Байар. А это разве не Ларошфуко?
Эрве. Ларошфуко?
Байар. Ларошфуко!
Эрве. Нет. Ничего общего.
Байар. А мне показалось…
Эрве. Ларошфуко написал: «Есть люди, которые никогда бы не влюбились, если бы не слышали от других, что существует любовь».
Байар. Да, вот это.
Эрве. А я написал: «Большинство людей никогда бы не любило, если бы не слышало разговоров о любви».

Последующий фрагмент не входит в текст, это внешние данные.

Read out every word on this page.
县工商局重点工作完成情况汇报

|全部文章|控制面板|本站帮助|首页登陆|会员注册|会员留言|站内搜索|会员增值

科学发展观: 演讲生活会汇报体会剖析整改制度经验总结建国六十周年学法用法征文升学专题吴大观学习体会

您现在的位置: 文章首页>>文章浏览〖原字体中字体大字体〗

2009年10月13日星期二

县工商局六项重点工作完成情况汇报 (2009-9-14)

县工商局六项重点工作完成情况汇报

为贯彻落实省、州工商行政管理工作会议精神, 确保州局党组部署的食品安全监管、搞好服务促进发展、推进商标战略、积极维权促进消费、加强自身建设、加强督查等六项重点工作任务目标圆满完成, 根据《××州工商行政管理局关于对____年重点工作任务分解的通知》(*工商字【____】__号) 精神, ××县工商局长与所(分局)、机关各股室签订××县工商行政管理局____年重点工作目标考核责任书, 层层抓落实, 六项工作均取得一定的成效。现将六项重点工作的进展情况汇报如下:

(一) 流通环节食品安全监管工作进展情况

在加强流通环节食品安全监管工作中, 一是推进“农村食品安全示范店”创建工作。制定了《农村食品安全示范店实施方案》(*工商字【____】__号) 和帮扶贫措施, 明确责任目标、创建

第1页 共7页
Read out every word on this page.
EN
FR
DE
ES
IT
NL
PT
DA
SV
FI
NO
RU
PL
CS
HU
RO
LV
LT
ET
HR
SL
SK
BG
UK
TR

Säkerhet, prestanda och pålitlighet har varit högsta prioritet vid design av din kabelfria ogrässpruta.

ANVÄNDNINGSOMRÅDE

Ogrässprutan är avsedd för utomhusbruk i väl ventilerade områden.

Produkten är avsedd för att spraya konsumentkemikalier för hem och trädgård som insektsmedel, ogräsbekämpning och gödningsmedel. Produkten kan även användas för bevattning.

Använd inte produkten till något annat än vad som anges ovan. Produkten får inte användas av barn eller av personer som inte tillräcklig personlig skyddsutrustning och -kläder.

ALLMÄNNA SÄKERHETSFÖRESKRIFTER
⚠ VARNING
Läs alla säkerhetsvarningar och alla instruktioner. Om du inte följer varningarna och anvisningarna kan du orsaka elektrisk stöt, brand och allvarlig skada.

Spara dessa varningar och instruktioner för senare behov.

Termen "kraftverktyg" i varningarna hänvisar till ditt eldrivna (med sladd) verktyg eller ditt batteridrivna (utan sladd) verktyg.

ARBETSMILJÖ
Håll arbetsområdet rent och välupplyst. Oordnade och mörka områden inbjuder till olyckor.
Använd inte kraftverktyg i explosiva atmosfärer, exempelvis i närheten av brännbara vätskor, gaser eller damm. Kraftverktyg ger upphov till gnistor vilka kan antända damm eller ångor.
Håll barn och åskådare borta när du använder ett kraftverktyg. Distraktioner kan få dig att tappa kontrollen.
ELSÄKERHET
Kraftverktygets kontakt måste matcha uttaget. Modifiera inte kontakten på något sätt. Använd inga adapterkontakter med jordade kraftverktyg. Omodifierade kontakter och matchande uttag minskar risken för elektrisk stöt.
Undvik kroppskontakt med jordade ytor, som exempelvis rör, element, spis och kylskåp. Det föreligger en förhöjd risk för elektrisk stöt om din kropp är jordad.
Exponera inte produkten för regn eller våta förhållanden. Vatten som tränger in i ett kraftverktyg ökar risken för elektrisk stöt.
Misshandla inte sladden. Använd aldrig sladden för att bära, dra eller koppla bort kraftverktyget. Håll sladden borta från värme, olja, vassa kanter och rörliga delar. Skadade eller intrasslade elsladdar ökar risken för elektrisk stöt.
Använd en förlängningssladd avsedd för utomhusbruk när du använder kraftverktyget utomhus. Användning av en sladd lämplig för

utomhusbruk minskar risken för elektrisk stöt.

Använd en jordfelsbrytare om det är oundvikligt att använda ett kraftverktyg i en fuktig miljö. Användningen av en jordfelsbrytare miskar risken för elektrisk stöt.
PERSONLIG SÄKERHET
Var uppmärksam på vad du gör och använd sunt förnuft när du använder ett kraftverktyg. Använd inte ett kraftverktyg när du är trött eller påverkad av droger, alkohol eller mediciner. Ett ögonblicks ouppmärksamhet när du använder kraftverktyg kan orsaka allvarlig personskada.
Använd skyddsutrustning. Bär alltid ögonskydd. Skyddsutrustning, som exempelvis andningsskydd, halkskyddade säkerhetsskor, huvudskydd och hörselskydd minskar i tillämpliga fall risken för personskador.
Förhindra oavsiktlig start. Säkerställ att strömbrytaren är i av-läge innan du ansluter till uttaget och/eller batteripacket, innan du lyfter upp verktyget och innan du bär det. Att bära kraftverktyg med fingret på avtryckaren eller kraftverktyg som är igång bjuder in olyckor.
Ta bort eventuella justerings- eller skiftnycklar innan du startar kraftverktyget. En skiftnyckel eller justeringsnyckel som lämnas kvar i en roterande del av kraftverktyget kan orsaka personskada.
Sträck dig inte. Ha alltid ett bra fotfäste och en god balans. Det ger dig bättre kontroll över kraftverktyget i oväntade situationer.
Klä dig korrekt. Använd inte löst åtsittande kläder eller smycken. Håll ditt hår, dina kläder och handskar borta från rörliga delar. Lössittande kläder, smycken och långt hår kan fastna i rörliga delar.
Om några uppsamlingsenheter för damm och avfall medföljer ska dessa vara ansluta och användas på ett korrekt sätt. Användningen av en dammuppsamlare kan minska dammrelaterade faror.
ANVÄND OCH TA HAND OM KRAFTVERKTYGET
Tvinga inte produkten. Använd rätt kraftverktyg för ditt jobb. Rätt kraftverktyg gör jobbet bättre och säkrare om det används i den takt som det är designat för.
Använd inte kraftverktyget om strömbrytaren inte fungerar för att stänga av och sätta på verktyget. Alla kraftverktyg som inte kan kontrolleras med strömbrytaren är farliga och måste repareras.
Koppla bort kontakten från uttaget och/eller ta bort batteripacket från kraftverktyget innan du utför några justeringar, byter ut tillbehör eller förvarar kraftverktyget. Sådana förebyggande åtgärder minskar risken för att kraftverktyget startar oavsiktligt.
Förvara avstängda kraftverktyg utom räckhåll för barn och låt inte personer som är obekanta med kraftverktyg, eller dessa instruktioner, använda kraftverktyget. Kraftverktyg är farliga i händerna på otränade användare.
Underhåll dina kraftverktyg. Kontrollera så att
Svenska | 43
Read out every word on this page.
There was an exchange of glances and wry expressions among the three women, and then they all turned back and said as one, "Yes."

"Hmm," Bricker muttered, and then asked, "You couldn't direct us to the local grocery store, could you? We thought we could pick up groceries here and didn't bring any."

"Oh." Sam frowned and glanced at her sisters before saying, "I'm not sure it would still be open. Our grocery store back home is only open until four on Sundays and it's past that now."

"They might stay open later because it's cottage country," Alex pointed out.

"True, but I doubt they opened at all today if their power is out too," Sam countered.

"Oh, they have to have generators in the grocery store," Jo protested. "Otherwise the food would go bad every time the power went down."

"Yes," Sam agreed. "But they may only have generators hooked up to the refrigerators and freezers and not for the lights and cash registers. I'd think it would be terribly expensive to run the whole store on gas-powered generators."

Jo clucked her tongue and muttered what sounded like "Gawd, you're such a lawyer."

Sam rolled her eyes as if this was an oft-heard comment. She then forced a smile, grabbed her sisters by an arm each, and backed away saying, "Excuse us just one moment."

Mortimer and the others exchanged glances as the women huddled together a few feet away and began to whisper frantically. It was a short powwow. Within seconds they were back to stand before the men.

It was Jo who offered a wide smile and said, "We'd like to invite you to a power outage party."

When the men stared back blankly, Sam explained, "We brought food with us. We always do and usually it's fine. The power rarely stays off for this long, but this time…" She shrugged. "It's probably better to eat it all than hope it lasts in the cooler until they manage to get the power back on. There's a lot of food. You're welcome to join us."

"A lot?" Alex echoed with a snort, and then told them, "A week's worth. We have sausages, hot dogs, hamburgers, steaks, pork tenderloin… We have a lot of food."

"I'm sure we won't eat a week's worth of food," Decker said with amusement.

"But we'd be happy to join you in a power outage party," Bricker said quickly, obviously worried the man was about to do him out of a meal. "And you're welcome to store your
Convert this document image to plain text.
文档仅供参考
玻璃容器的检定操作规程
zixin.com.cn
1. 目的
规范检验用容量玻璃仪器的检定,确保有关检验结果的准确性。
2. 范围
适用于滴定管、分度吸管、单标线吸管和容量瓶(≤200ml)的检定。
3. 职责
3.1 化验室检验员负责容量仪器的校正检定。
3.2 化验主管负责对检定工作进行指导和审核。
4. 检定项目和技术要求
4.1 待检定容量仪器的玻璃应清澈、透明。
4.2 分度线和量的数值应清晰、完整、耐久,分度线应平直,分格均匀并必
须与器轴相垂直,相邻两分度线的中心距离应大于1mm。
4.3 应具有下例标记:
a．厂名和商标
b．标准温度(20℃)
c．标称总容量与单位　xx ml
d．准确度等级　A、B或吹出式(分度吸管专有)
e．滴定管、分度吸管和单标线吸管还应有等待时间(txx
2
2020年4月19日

Байар (желая прекратить спор). Да, это не совсем одно и то же.
Эрве. Совсем не одно и то же.
Байар (примирительно). Абсолютно.
Эрве. Вообще-то, сходство есть, если смотреть в корень…
Байар. А надо ли?
Эрве. Скажу вам откровенно, по-моему, мой афоризм лучше, чем Ларошфуко.
Байар. Мне он тоже больше нравится.
Эрве. Мне кажется, что под моим пером мысль Ларошфуко стала намного значительней. Мне так кажется.
Байар. Мне тоже так кажется.
Эрве. Итак, давайте мне вашу реплику. И вообще, почему вы так тускло и скучно играете, в то время как в жизни вы – человек веселый?
Байар. Возможно, потому, что в жизни я говорю мой текст!
(Выходит.)
Эрве обдумывает, а не оскорбил ли его Байар.
Входит Кристиан.
Кристиан. Скажите, пожалуйста, мсье Монтэнь, мой выход вас устраивает?
Эрве. Да, вот хорошо, что ты мне об этом напомнил! Нет, старина, нет. Ты развел такие интриги, чтобы получить роль в моей пьесе, правда, у тебя только одна фраза, но уж тогда скажи ее! А ты тянешь, тянешь! Давай, скажи ее, но в темпе.
Кристиан. «Мой генерал, солдаты сорок четвертого полка взбунтовались! Они требуют обуви, продовольствия и оружия!»
Эрве. Раз требуют, значит бунтуют! Сократи! Темп, господи, темп!
Кристиан. «Мой генерал, солдаты требуют обуви, продовольствия и оружия!»
Эрве. Идиотизм! При чем тут обувь! Сократи обувь!